Le Sénat demande un Digital Services Act plus robuste
Obsolète, la réglementation européenne applicable aux acteurs du numérique ? C’est l’avis des sénatrices Florence Blatrix Contat et Catherine Morin-Desailly. La bonne nouvelle, c’est que fin 2020, la Commission européenne a présenté aux États membres le Digital Services Act. Il prévoit, entre autres, d’encadrer l’utilisation des algorithmes qui président au modèle économique des plateformes en ligne. Mais les sénatrices voudraient que le texte aille plus loin. Que la France, qui a pris la tête de l’Union européenne le 1er janvier dernier, en profite pour proposer le renforcement du régime de responsabilité des hébergeurs.
“Occasion manquée”
Dans un rapport rédigé au nom de la Commission des affaires européennes et paru mi-décembre, les sénatrices demandent que les algorithmes, “aussi puissants qu’opaques”, soient publiés. Ce sont eux, insistent-elles, qui permettent l’exploitation de “très grandes quantités de données”, en particulier à caractère personnel. Leur publication, avant leur première utilisation et après chaque modification substantielle, permettrait aux tiers de rechercher des “risques potentiels pour les droits fondamentaux.”

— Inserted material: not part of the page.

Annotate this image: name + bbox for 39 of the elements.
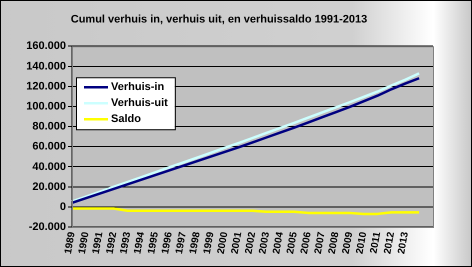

Les autrices proposent également que les plateformes réduisent la visibilité des contenus signalés “si leur caractère illicite n’est pas manifeste” pour “protéger au maximum la liberté d’expression”, et que les moteurs de recherche soient inclus dans le DSA. Les plus grands pourraient aussi être soumis à des obligations similaires à celles des très grandes plateformes. En matière de ciblage publicitaire, là encore, les sénatricent appellent à aller plus loin que le projet de la Commission européenne. Ce dernier prévoit d’informer les utilisateurs des données utilisées et des paramètres de ciblage publicitaire, et la possibilité de désactiver ces paramètres. Le rapport demande "une désactivation par défaut de ces fonctions, et la possibilité à tout moment de les désactiver aisément."

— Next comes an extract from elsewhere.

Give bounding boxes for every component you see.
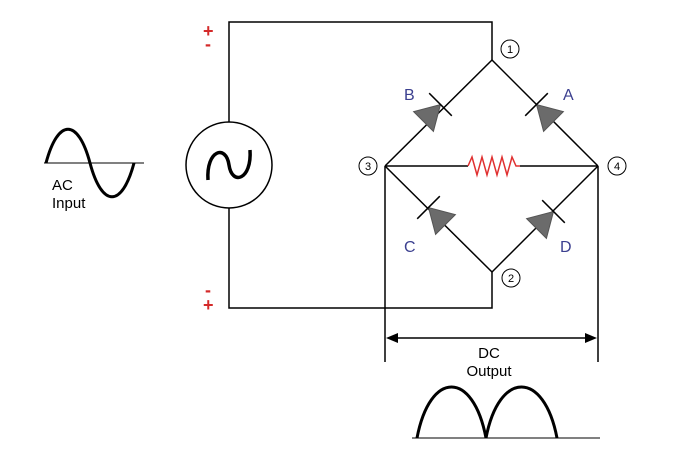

Adoptée il y a vingt ans, la directive sur le commerce électronique, sur les principes de laquelle s’appuie le DSA, a été pensée pour les acteurs d’une économie naissante. En deux décennies, la donne a changé. Et les sénatrices d'alerter : “L’usage généralisé des services numériques est aussi devenu une source de risques.” Pour l’heure, le DSA leur “apparaît comme une occasion manquée de mettre les plateformes, et en particulier les grands réseaux sociaux, devant leurs responsabilités."